Kramers turnover in class of thermodynamically open systems: Effect of interplay of nonlinearity and noises

TL;DR

This paper investigates how nonlinear reservoir driving and multiple noise sources influence Kramers turnover in open systems, revealing that characteristic dynamics persist under complex noise interactions through numerical simulations.

Contribution

It introduces a nonlinear system-reservoir coupling model with external Gaussian noise, demonstrating Kramers turnover behavior in a nonequilibrium environment.

Findings

Kramers turnover features are recoverable with nonlinear reservoir modulation.

External Gaussian noise influences the system's noise interplay.

Numerical simulations confirm the persistence of Kramers dynamics.

Abstract

A system-reservoir nonlinear coupling model has been proposed for a situation where the reservoir is nonlinearly driven by an external Gaussian stationary noise which exposes the system particles to a nonequilibrium environment.

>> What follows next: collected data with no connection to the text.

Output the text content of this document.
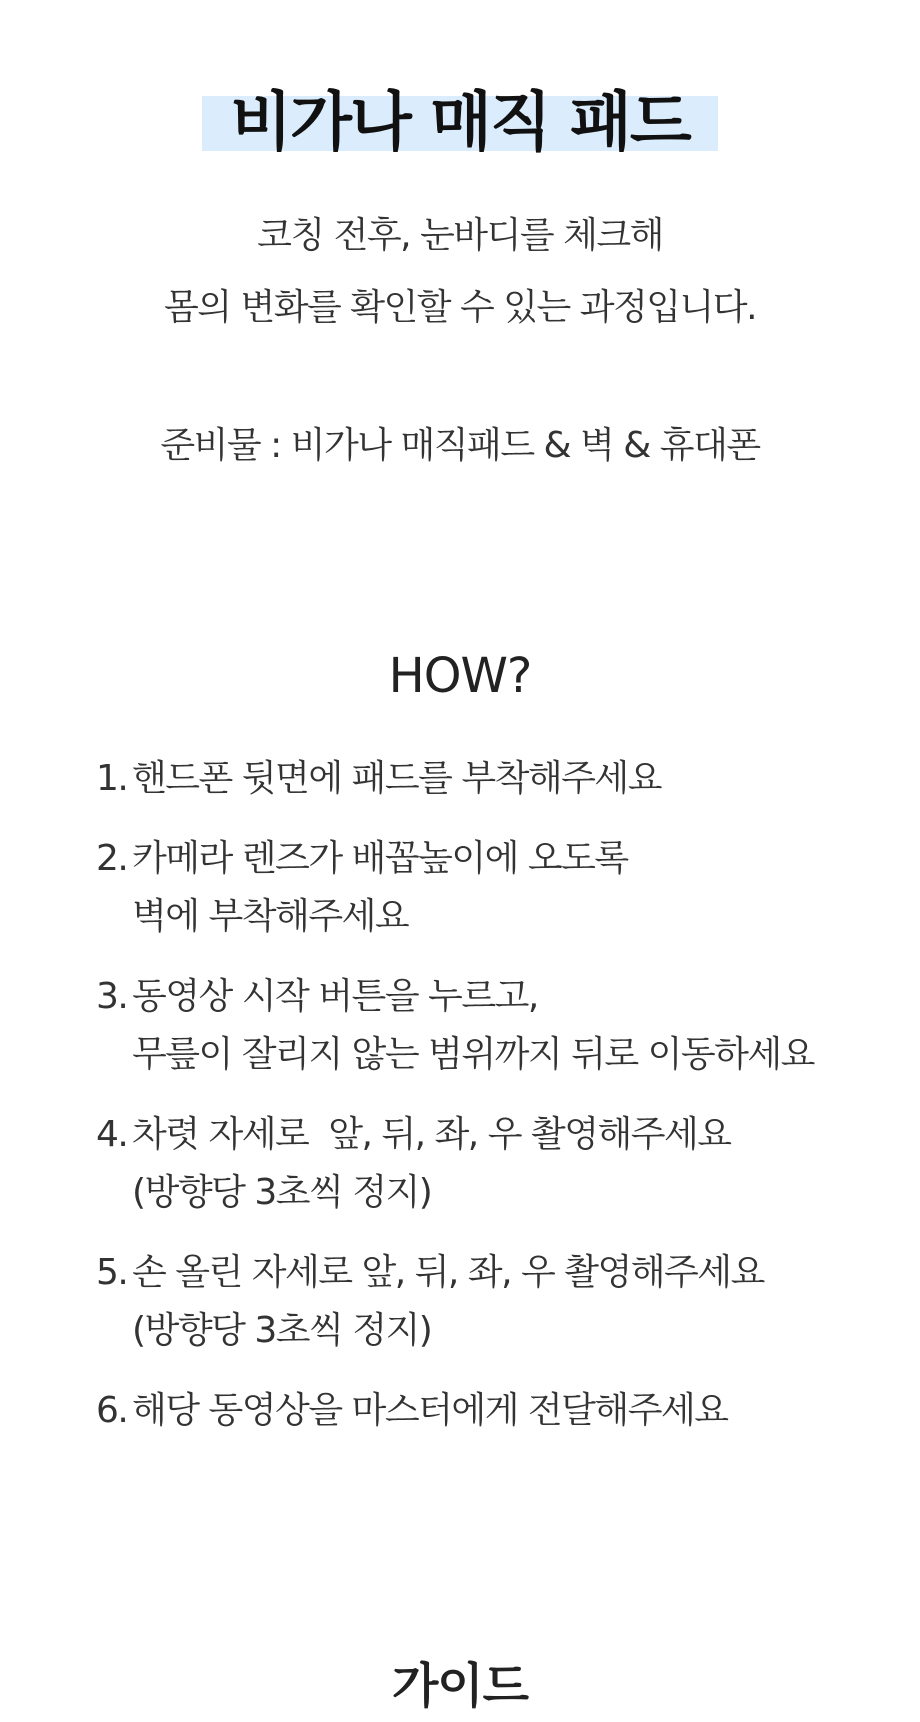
비가나 매직 패드

코칭 전후, 눈바디를 체크해

몸의 변화를 확인할 수 있는 과정입니다.

준비물 : 비가나 매직패드 & 벽 & 휴대폰

HOW?
1. 핸드폰 뒷면에 패드를 부착해주세요
2. 카메라 렌즈가 배꼽높이에 오도록
벽에 부착해주세요
3. 동영상 시작 버튼을 누르고,
무릎이 잘리지 않는 범위까지 뒤로 이동하세요
4. 차렷 자세로  앞, 뒤, 좌, 우 촬영해주세요
(방향당 3초씩 정지)
5. 손 올린 자세로 앞, 뒤, 좌, 우 촬영해주세요
(방향당 3초씩 정지)
6. 해당 동영상을 마스터에게 전달해주세요
가이드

Apart from the internal thermal noise, the thermodynamically open system encounters two other noises that are multiplicative in nature. Langevin equation derived from the resulting composite system contains the essential features of the interplay between these noise processes. Based on the numerical simulation of the full model potential, we show that one can recover the turnover features of the Kramers dynamics even when the reservoir is modulated nonlinearly by an external noise.